Both Russo and Szoke are part of a large network of Yankee Candle superfans who have mobilized thanks to social media. They're both members of Team Yankee, a Facebook group started by Andy Fairclough, a business manager who lives just outside of London. The group has more than 4,000 members and a long wait list. It should be noted that many of these members are male — although 80 percent of Yankee Candle customers are women, the male 20 percent are exceptionally devoted.
Fairclough owns about 350 large Yankee Candle jars, and like many fans, he chases after discontinued scents like Pink Lady Slipper, Silver White Winters, and Rainbow's End.

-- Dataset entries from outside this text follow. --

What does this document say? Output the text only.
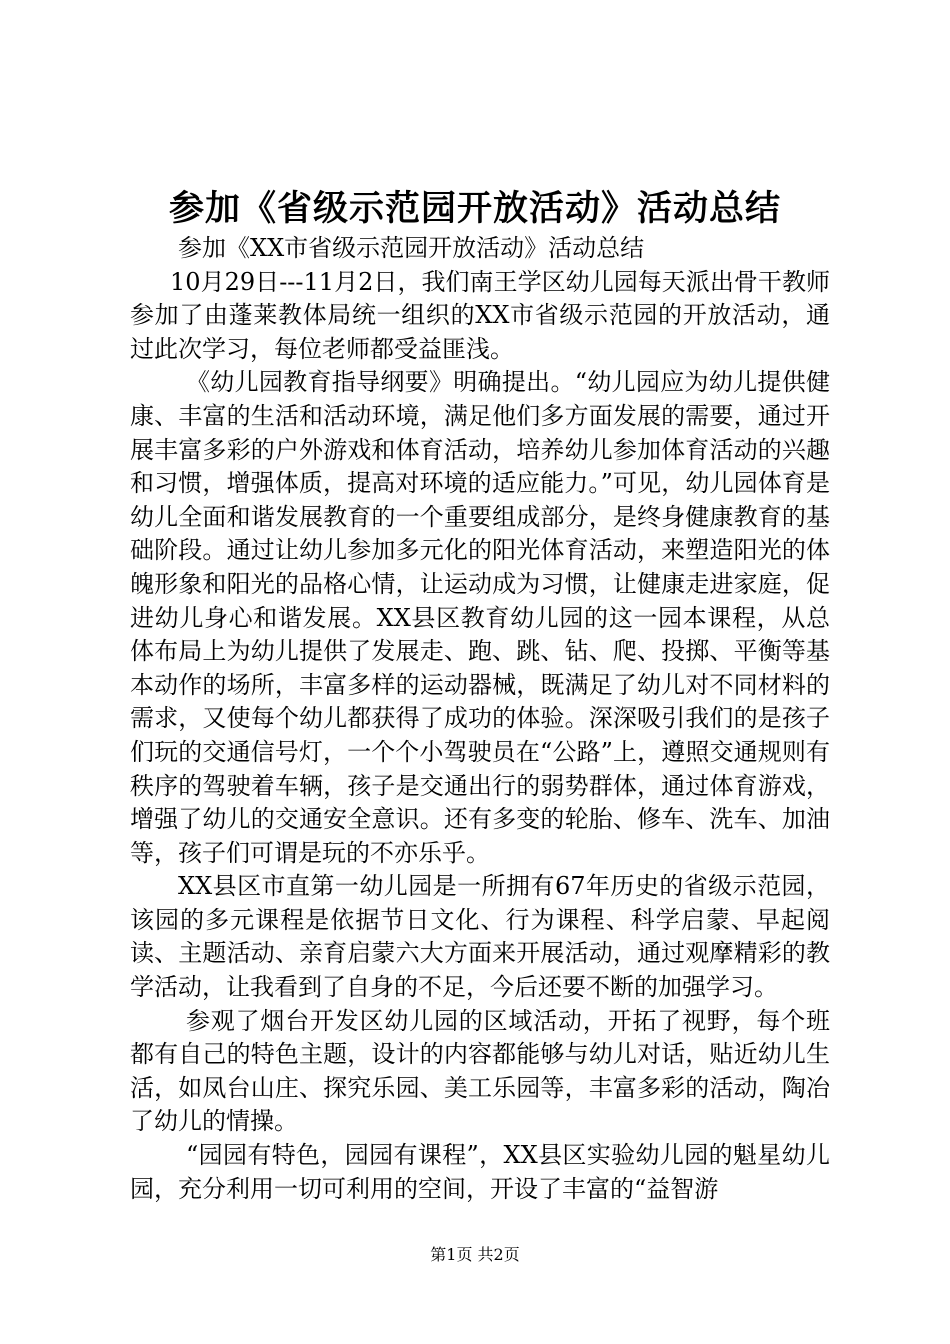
参加《省级示范园开放活动》活动总结

参加《XX市省级示范园开放活动》活动总结

10月29日---11月2日，我们南王学区幼儿园每天派出骨干教师参加了由蓬莱教体局统一组织的XX市省级示范园的开放活动，通过此次学习，每位老师都受益匪浅。

《幼儿园教育指导纲要》明确提出。“幼儿园应为幼儿提供健康、丰富的生活和活动环境，满足他们多方面发展的需要，通过开展丰富多彩的户外游戏和体育活动，培养幼儿参加体育活动的兴趣和习惯，增强体质，提高对环境的适应能力。”可见，幼儿园体育是幼儿全面和谐发展教育的一个重要组成部分，是终身健康教育的基础阶段。通过让幼儿参加多元化的阳光体育活动，来塑造阳光的体魄形象和阳光的品格心情，让运动成为习惯，让健康走进家庭，促进幼儿身心和谐发展。XX县区教育幼儿园的这一园本课程，从总体布局上为幼儿提供了发展走、跑、跳、钻、爬、投掷、平衡等基本动作的场所，丰富多样的运动器械，既满足了幼儿对不同材料的需求，又使每个幼儿都获得了成功的体验。深深吸引我们的是孩子们玩的交通信号灯，一个个小驾驶员在“公路”上，遵照交通规则有秩序的驾驶着车辆，孩子是交通出行的弱势群体，通过体育游戏，增强了幼儿的交通安全意识。还有多变的轮胎、修车、洗车、加油等，孩子们可谓是玩的不亦乐乎。

XX县区市直第一幼儿园是一所拥有67年历史的省级示范园，该园的多元课程是依据节日文化、行为课程、科学启蒙、早起阅读、主题活动、亲育启蒙六大方面来开展活动，通过观摩精彩的教学活动，让我看到了自身的不足，今后还要不断的加强学习。

参观了烟台开发区幼儿园的区域活动，开拓了视野，每个班都有自己的特色主题，设计的内容都能够与幼儿对话，贴近幼儿生活，如凤台山庄、探究乐园、美工乐园等，丰富多彩的活动，陶冶了幼儿的情操。

“园园有特色，园园有课程”，XX县区实验幼儿园的魁星幼儿园，充分利用一切可利用的空间，开设了丰富的“益智游

第1页 共2页
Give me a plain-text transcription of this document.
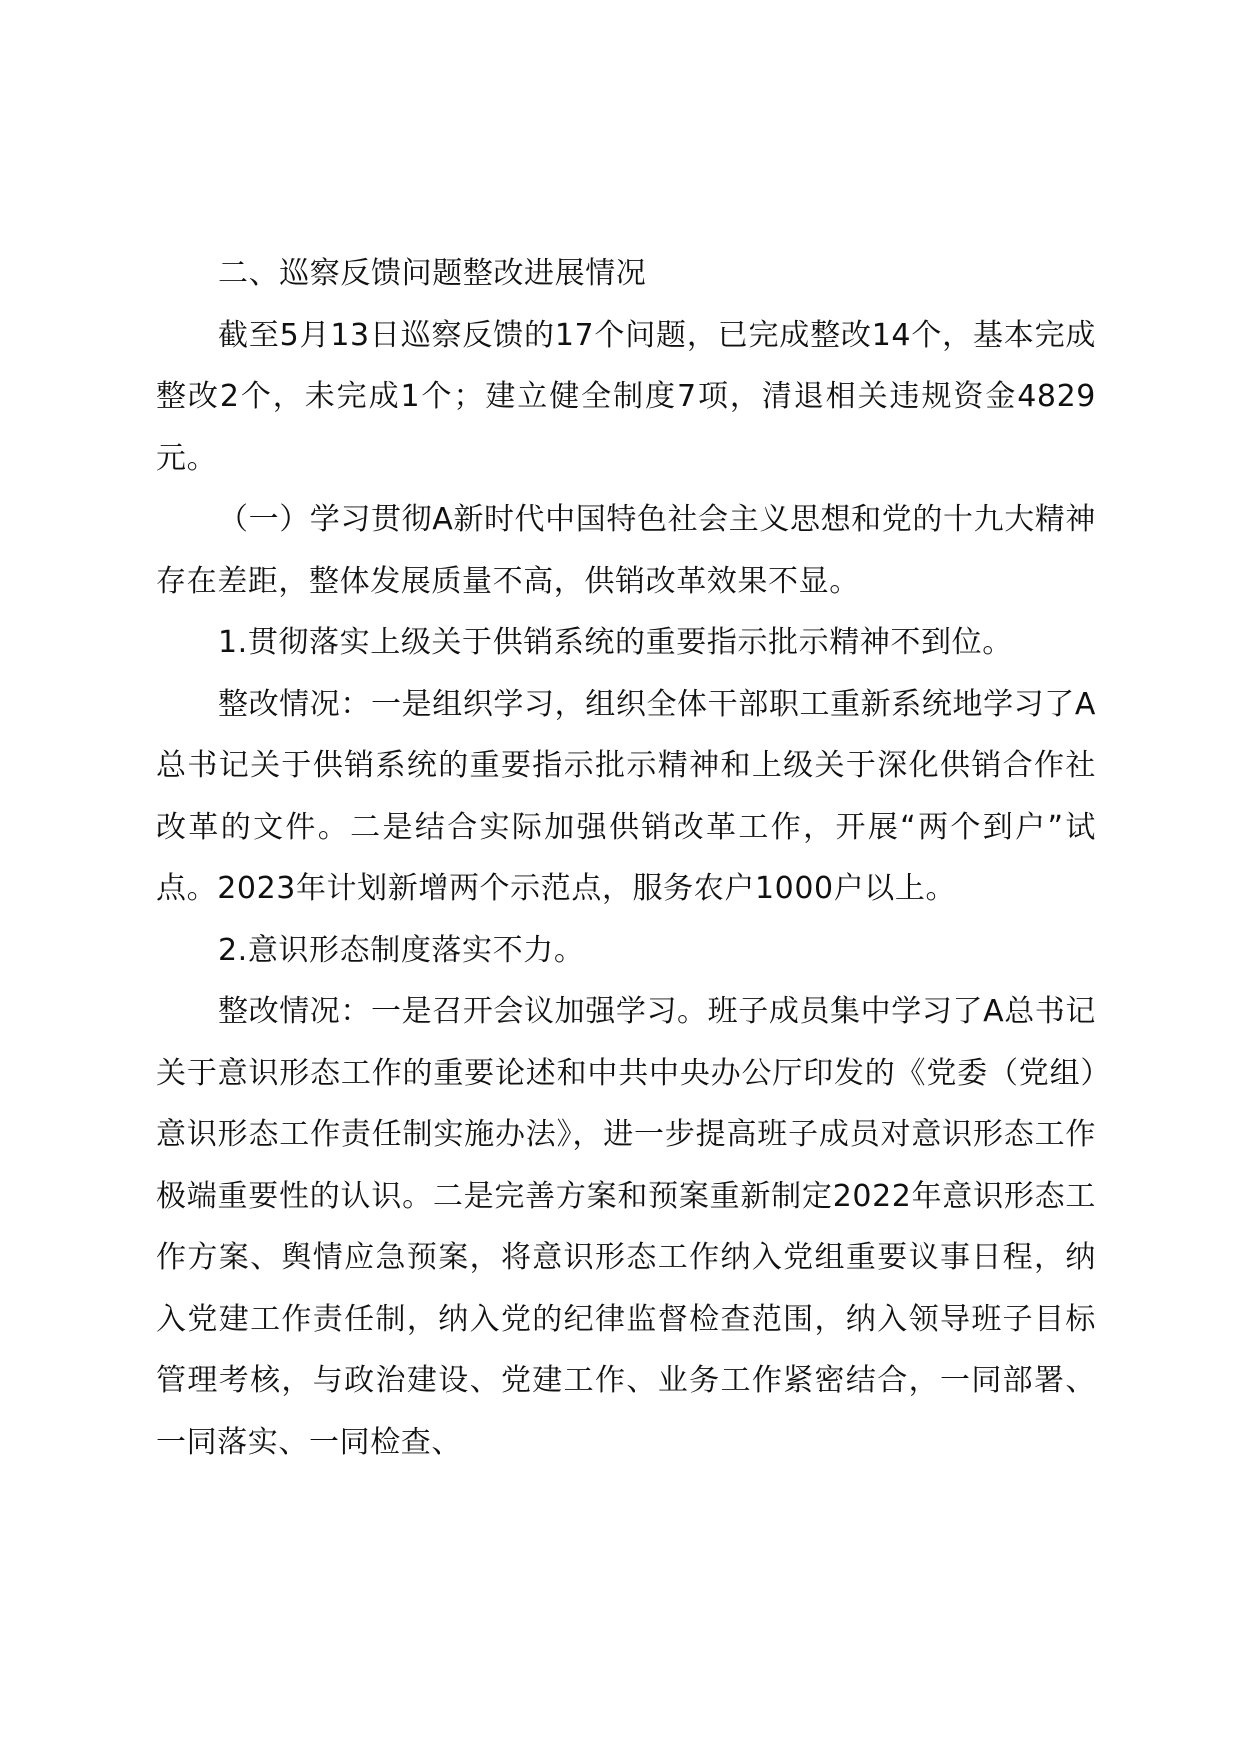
二、巡察反馈问题整改进展情况

截至5月13日巡察反馈的17个问题，已完成整改14个，基本完成整改2个，未完成1个；建立健全制度7项，清退相关违规资金4829元。

（一）学习贯彻A新时代中国特色社会主义思想和党的十九大精神存在差距，整体发展质量不高，供销改革效果不显。

1.贯彻落实上级关于供销系统的重要指示批示精神不到位。

整改情况：一是组织学习，组织全体干部职工重新系统地学习了A总书记关于供销系统的重要指示批示精神和上级关于深化供销合作社改革的文件。二是结合实际加强供销改革工作，开展“两个到户”试点。2023年计划新增两个示范点，服务农户1000户以上。

2.意识形态制度落实不力。

整改情况：一是召开会议加强学习。班子成员集中学习了A总书记关于意识形态工作的重要论述和中共中央办公厅印发的《党委（党组）意识形态工作责任制实施办法》，进一步提高班子成员对意识形态工作极端重要性的认识。二是完善方案和预案重新制定2022年意识形态工作方案、舆情应急预案，将意识形态工作纳入党组重要议事日程，纳入党建工作责任制，纳入党的纪律监督检查范围，纳入领导班子目标管理考核，与政治建设、党建工作、业务工作紧密结合，一同部署、一同落实、一同检查、
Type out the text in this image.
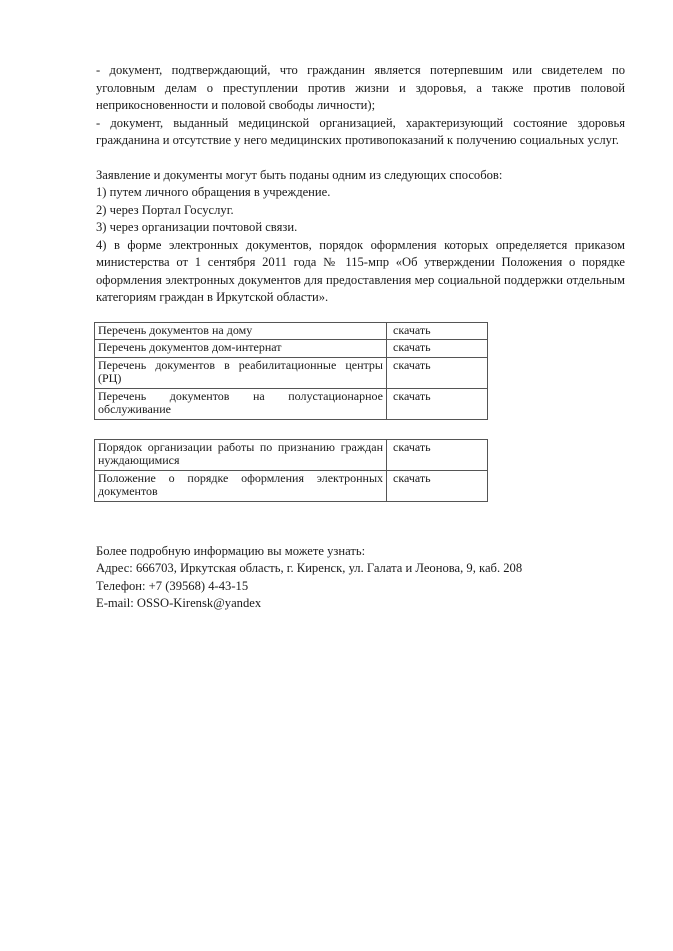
- документ, подтверждающий, что гражданин является потерпевшим или свидетелем по уголовным делам о преступлении против жизни и здоровья, а также против половой неприкосновенности и половой свободы личности);

- документ, выданный медицинской организацией, характеризующий состояние здоровья гражданина и отсутствие у него медицинских противопоказаний к получению социальных услуг.

Заявление и документы могут быть поданы одним из следующих способов:

1) путем личного обращения в учреждение.

2) через Портал Госуслуг.

3) через организации почтовой связи.

4) в форме электронных документов, порядок оформления которых определяется приказом министерства от 1 сентября 2011 года № 115-мпр «Об утверждении Положения о порядке оформления электронных документов для предоставления мер социальной поддержки отдельным категориям граждан в Иркутской области».

Перечень документов на дому	скачать
Перечень документов дом-интернат	скачать
Перечень документов в реабилитационные центры (РЦ)	скачать
Перечень документов на полустационарное обслуживание	скачать
Порядок организации работы по признанию граждан нуждающимися	скачать
Положение о порядке оформления электронных документов	скачать

Более подробную информацию вы можете узнать:

Адрес: 666703, Иркутская область, г. Киренск, ул. Галата и Леонова, 9, каб. 208

Телефон: +7 (39568) 4-43-15

E-mail: OSSO-Kirensk@yandex
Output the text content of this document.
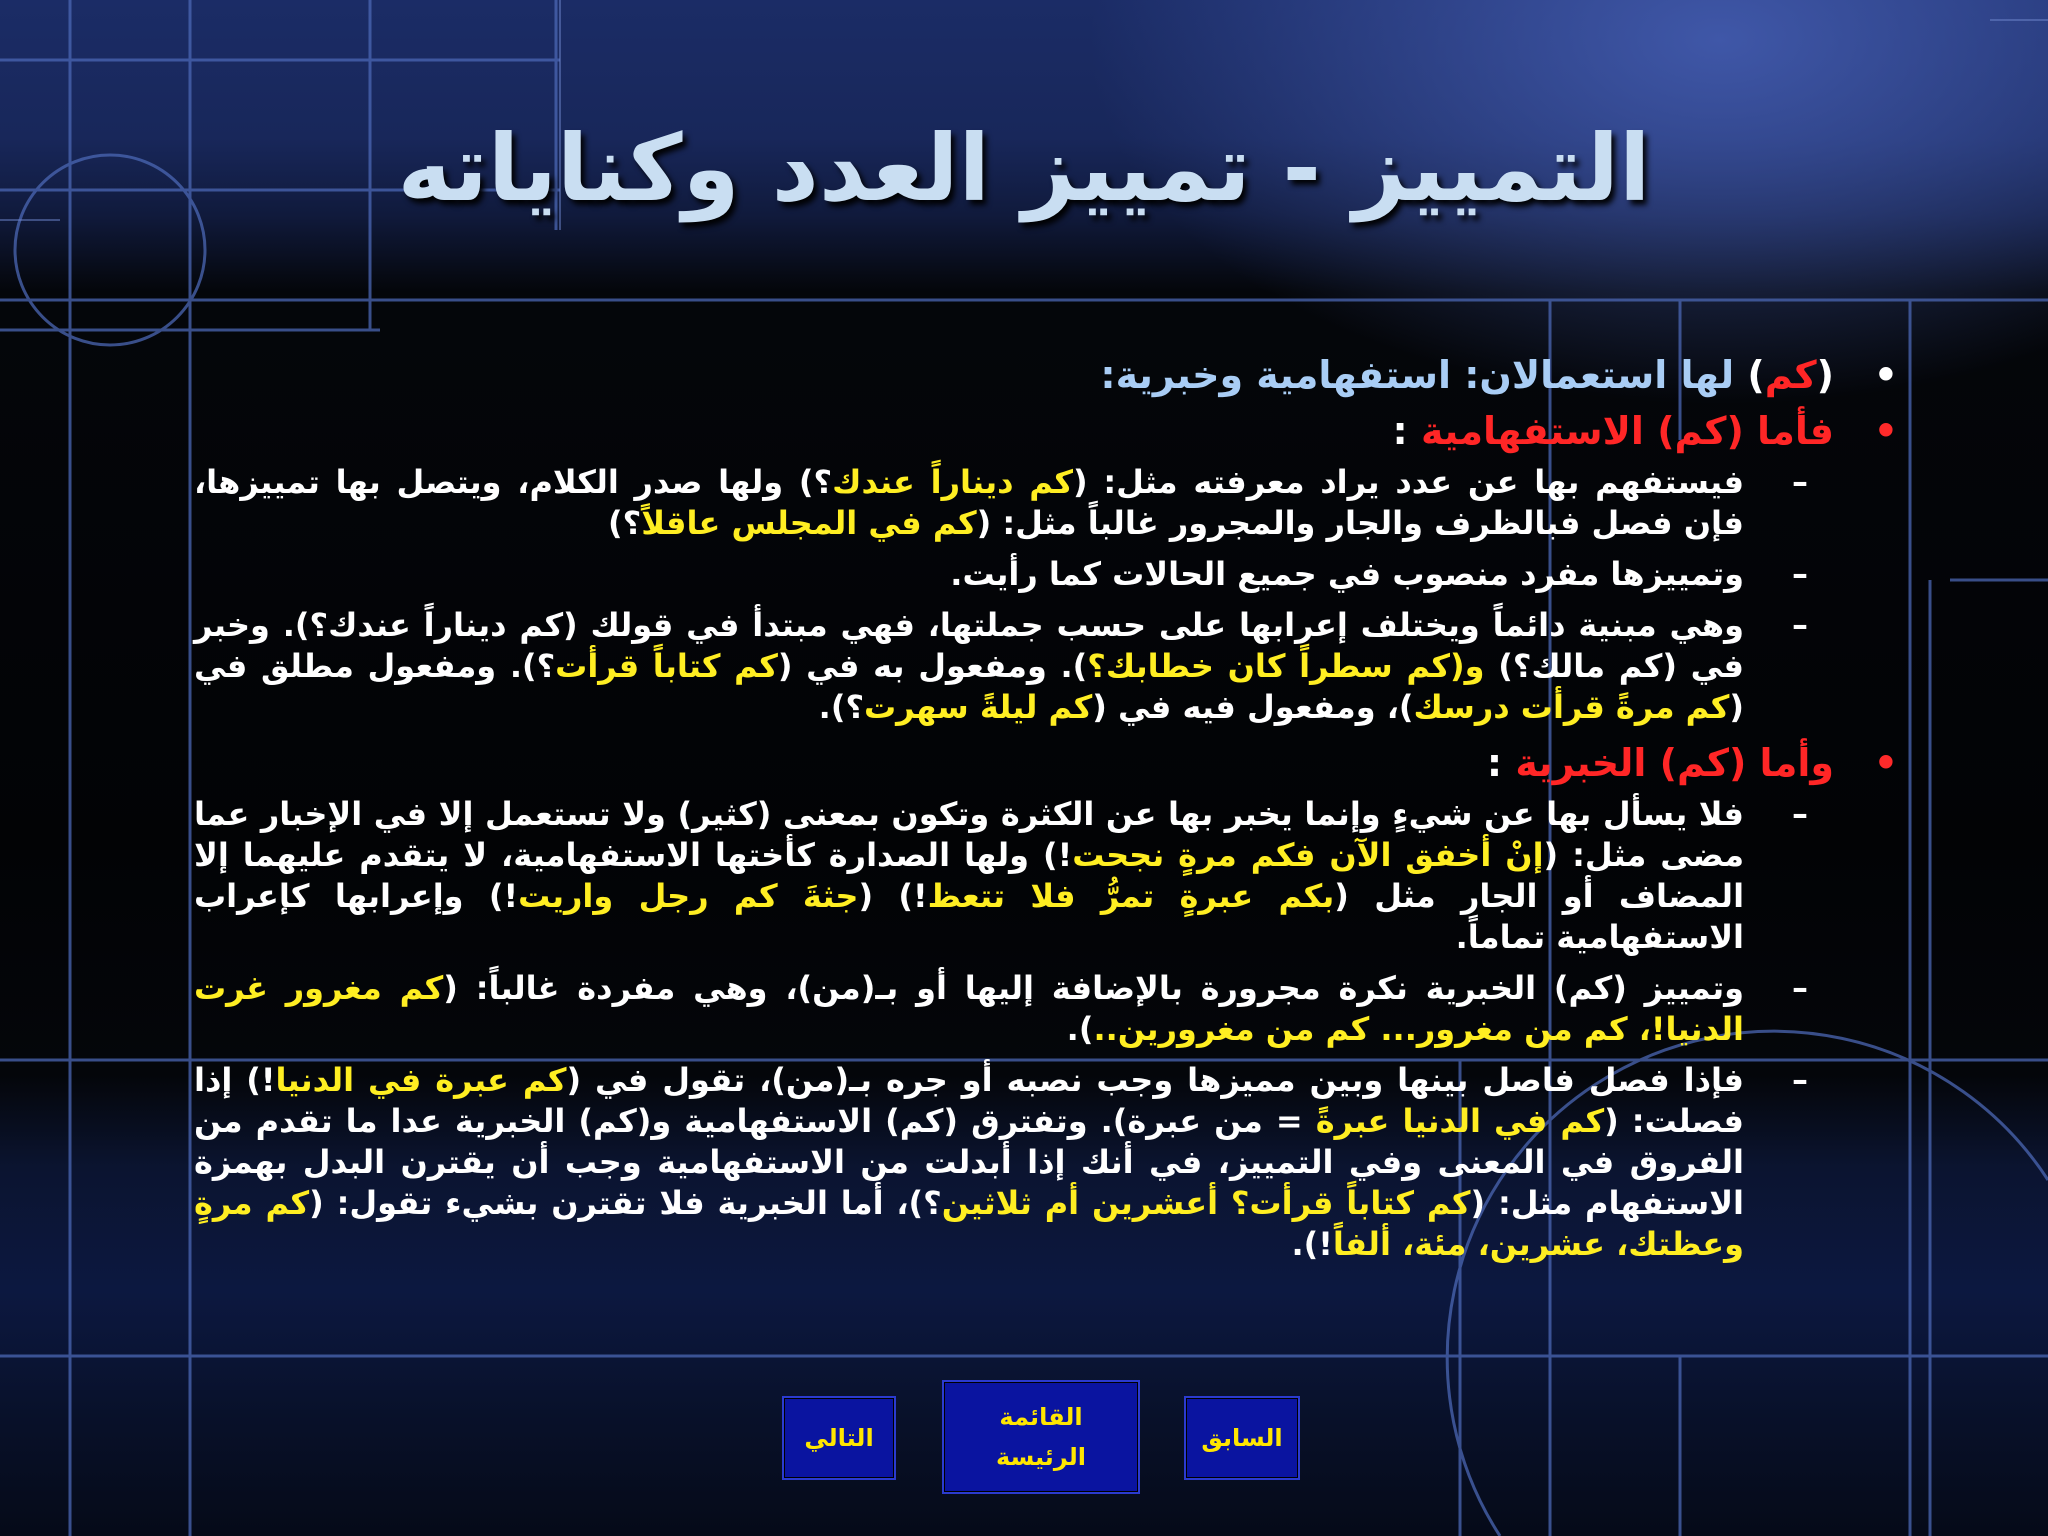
التمييز - تمييز العدد وكناياته
•
(كم) لها استعمالان: استفهامية وخبرية:
•
فأما (كم) الاستفهامية :
–
فيستفهم بها عن عدد يراد معرفته مثل: (كم ديناراً عندك؟) ولها صدر الكلام، ويتصل بها تمييزها، فإن فصل فبالظرف والجار والمجرور غالباً مثل: (كم في المجلس عاقلاً؟)
–
وتمييزها مفرد منصوب في جميع الحالات كما رأيت.
–
وهي مبنية دائماً ويختلف إعرابها على حسب جملتها، فهي مبتدأ في قولك (كم ديناراً عندك؟). وخبر في (كم مالك؟) و(كم سطراً كان خطابك؟). ومفعول به في (كم كتاباً قرأت؟). ومفعول مطلق في (كم مرةً قرأت درسك)، ومفعول فيه في (كم ليلةً سهرت؟).
•
وأما (كم) الخبرية :
–
فلا يسأل بها عن شيءٍ وإنما يخبر بها عن الكثرة وتكون بمعنى (كثير) ولا تستعمل إلا في الإخبار عما مضى مثل: (إنْ أخفق الآن فكم مرةٍ نجحت!) ولها الصدارة كأختها الاستفهامية، لا يتقدم عليهما إلا المضاف أو الجار مثل (بكم عبرةٍ تمرُّ فلا تتعظ!) (جثةَ كم رجل واريت!) وإعرابها كإعراب الاستفهامية تماماً.
–
وتمييز (كم) الخبرية نكرة مجرورة بالإضافة إليها أو بـ(من)، وهي مفردة غالباً: (كم مغرور غرت الدنيا!، كم من مغرور... كم من مغرورين..).
–
فإذا فصل فاصل بينها وبين مميزها وجب نصبه أو جره بـ(من)، تقول في (كم عبرة في الدنيا!) إذا فصلت: (كم في الدنيا عبرةً = من عبرة). وتفترق (كم) الاستفهامية و(كم) الخبرية عدا ما تقدم من الفروق في المعنى وفي التمييز، في أنك إذا أبدلت من الاستفهامية وجب أن يقترن البدل بهمزة الاستفهام مثل: (كم كتاباً قرأت؟ أعشرين أم ثلاثين؟)، أما الخبرية فلا تقترن بشيء تقول: (كم مرةٍ وعظتك، عشرين، مئة، ألفاً!).
التالي
القائمة
الرئيسة
السابق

Some of these scents are considered "the holy grail of Yankee Candle," Fairclough says, and people will spend hundreds of dollars to buy them off sites like eBay.
Some candles are "definitely keepers, and not burners," Fairclough says, meaning they remain untouched, never to be lit.
"I got a candle yesterday called Sunflower. I can't explain it, and I know it sounds crazy, but it truly did smell like a ray of sunshine!" he laughs.